[Dieu] avait fait l'homme à son image, mais il l'avait pétri dans la boue qui contient en puissance toutes les pourritures. Il le pesa pourtant avec la même balance qu'il eût employée pour un pur esprit. C'était la vraie justice. L'homme s'il veut rester au Paradis, ou y entrer, doit se nettoyer de la boue dont il est fait.
Journal d'un homme simple, 1950.
René Barjavel (Nyons, January 24, 1911—Paris, November 24, 1985) was a French novelist, journalist and critic.
He was the first to dramatize the grandfather paradox with Saint-Menoux, an imprudent time-traveller, mistakenly killing his ancestor instead of Napoleon (in "le Voyageur imprudent", Denoël (1944), translated as "future times three" in the English language).
Beyond the gifted sci-fi author, he was an incisive critic, a warmhearted moralist and a resourceful essayist, with a unique look on society anchored in moral values and scientific rationalism. For his uncompromising evaluation of the state of the world, he was often regarded as a pessimist, but was, beyond any other limiting adjective, an elated lover of all things.
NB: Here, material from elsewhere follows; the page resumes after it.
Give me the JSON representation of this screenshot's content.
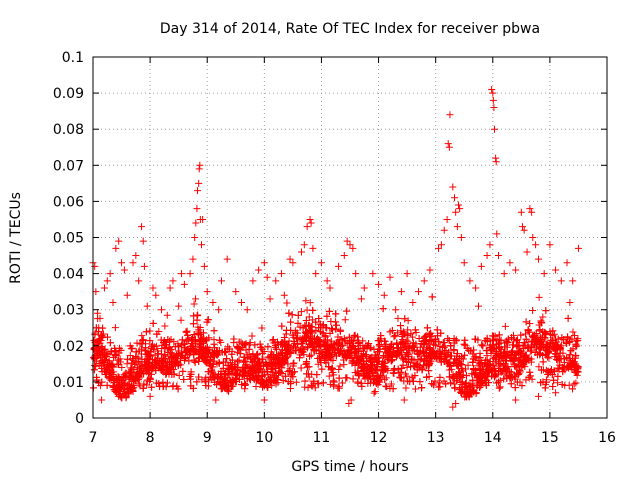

He is my favourite author in the French language. I have read everything he wrote. In 1995, I released a web page, the Barjaweb (archived) presenting his main themes and summarizing his main works. The site was later considerably enhanced and reshaped into a new Barjaweb thanks to the amazing dedication of Pierre Creveuil who accumulated and collected an almost exhaustive source of documents and founded an association.